CATEGORY: GeoTol Pro Advanced Applications and Stacks Course

GeoTol Pro Applications and Stacks Course

Course Access: 365 days access
Course Overview


This course is presented in a sports-caster style presentation with Al Neumann and Scott Neumann presenting the advanced topics of GD&T; Applications and Tolerance Stacks. 1 year access. This course does not review the basics, so make sure you have a good understanding of GD&T before going on to this advanced course. Pre-requisite is the GeoTol Pro GD&T Fundamentals Online Course.

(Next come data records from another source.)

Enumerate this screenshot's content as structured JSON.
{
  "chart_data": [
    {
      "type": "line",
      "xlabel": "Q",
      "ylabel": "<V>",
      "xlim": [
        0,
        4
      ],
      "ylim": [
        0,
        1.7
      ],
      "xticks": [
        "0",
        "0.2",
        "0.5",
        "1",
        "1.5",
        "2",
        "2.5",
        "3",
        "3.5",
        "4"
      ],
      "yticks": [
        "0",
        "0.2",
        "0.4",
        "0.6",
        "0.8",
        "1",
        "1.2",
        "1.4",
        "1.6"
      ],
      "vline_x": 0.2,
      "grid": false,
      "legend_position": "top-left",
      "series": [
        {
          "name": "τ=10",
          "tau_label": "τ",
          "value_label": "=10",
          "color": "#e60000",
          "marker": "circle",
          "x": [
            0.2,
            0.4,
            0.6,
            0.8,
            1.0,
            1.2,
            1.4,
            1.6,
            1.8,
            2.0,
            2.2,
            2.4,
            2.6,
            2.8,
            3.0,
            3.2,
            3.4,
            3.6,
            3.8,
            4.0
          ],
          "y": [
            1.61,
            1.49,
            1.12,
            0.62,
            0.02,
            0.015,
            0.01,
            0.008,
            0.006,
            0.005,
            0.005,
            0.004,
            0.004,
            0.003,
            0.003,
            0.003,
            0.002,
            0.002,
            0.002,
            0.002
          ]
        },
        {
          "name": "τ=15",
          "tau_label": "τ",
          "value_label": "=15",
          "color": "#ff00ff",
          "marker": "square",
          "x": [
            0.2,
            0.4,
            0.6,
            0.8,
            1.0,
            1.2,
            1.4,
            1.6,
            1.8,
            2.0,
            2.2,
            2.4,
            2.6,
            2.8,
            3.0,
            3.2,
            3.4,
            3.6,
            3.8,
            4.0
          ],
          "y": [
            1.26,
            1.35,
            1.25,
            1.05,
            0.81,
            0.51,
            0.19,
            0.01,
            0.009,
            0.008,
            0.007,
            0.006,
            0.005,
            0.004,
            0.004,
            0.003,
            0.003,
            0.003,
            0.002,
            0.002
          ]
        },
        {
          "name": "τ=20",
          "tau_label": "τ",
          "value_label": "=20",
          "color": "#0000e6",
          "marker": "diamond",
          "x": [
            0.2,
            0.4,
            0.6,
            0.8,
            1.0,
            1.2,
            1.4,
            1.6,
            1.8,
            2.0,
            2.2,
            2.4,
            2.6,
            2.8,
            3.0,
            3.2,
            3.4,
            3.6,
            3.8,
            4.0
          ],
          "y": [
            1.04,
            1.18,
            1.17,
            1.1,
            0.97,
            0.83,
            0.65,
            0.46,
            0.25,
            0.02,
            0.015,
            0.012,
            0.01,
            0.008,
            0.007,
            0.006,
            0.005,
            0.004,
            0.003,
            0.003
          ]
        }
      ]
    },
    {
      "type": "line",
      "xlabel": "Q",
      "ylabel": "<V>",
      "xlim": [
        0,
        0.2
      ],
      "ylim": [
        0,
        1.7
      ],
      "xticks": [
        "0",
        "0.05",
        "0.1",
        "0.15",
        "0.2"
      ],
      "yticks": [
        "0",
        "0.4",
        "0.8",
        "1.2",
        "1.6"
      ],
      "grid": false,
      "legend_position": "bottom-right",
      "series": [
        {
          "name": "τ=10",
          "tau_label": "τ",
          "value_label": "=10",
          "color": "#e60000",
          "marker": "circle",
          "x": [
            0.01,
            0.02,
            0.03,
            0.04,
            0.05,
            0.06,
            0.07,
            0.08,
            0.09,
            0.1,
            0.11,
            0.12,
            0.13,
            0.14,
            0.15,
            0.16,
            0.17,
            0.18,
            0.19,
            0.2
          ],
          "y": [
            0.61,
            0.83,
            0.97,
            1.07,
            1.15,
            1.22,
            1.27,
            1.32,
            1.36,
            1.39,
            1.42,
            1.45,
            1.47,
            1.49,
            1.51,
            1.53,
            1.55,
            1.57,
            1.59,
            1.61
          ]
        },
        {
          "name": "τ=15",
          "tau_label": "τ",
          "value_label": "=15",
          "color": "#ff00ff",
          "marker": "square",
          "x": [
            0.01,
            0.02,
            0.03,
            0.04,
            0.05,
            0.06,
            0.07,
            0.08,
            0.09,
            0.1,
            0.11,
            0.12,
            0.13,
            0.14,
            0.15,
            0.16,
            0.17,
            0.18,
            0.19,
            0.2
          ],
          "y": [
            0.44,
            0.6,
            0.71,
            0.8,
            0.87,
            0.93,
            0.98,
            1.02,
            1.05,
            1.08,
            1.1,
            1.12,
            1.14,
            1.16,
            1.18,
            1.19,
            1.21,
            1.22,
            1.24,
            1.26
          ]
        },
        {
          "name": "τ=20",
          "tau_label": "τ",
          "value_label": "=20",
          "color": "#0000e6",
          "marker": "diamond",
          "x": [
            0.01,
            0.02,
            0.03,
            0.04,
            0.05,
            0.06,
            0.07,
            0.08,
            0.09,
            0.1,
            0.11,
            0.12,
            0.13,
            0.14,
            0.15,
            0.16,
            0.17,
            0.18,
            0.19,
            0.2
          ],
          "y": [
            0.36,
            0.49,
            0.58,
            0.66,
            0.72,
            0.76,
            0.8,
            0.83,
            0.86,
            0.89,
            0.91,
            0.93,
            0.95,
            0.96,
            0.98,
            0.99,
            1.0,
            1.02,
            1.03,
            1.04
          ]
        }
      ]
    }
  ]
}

The Applications and Tolerance Stacks workbook is recommended, but not included.

Tolerance Stacks

The stacks section is contained in the first 6 units of this program, and is designed to teach students the fundamental principles of tolerance stacks.  The student will learn a variety of stack procedures, beginning with simple linear stacks on detail parts in units 1 and 2, and migrating to linear assembly stacks in Unit 3.  Unit 4 begins with axial detail stacks, and moves on to complex axial assembly stacks in unit 5.  Orientation tolerance stacks are covered in unit 6 and melded together with axial boundary assembly stacks to provide the participant with a complete understanding of the stacks process.  Students will use this knowledge to perform tolerance stacks to ensure the design criteria is met in the application case study problems.

Design Applications

The applications section is a total of 10 units, (7 thru 17). Unit 7 begins with a quick review of the fundamentals of geometric tolerancing and a few basic applications of geometric tolerancing on simple detail parts. The following units are a series of case study examples, where the students will learn to establish datum reference frames and apply geometric tolerancing to a variety of parts.  There are a multitude of simple to complex sheet metal, cast, turned and milled parts, and welded assemblies. The case study examples start out simple, but generally grow in complexity as the units progress.  In the beginning of each unit there will be an introduction explaining the issue at hand and the necessary functional requirements to be met.  Some examples provide detailed explanation, and in other instances, examples are incomplete by intent to make the problem less complex. After the parts are toleranced to achieve functional requirements, there are tolerance analysis stacks and reallocation exercises the student must perform to ensure the parts meet the established requirements detailed in each introduction.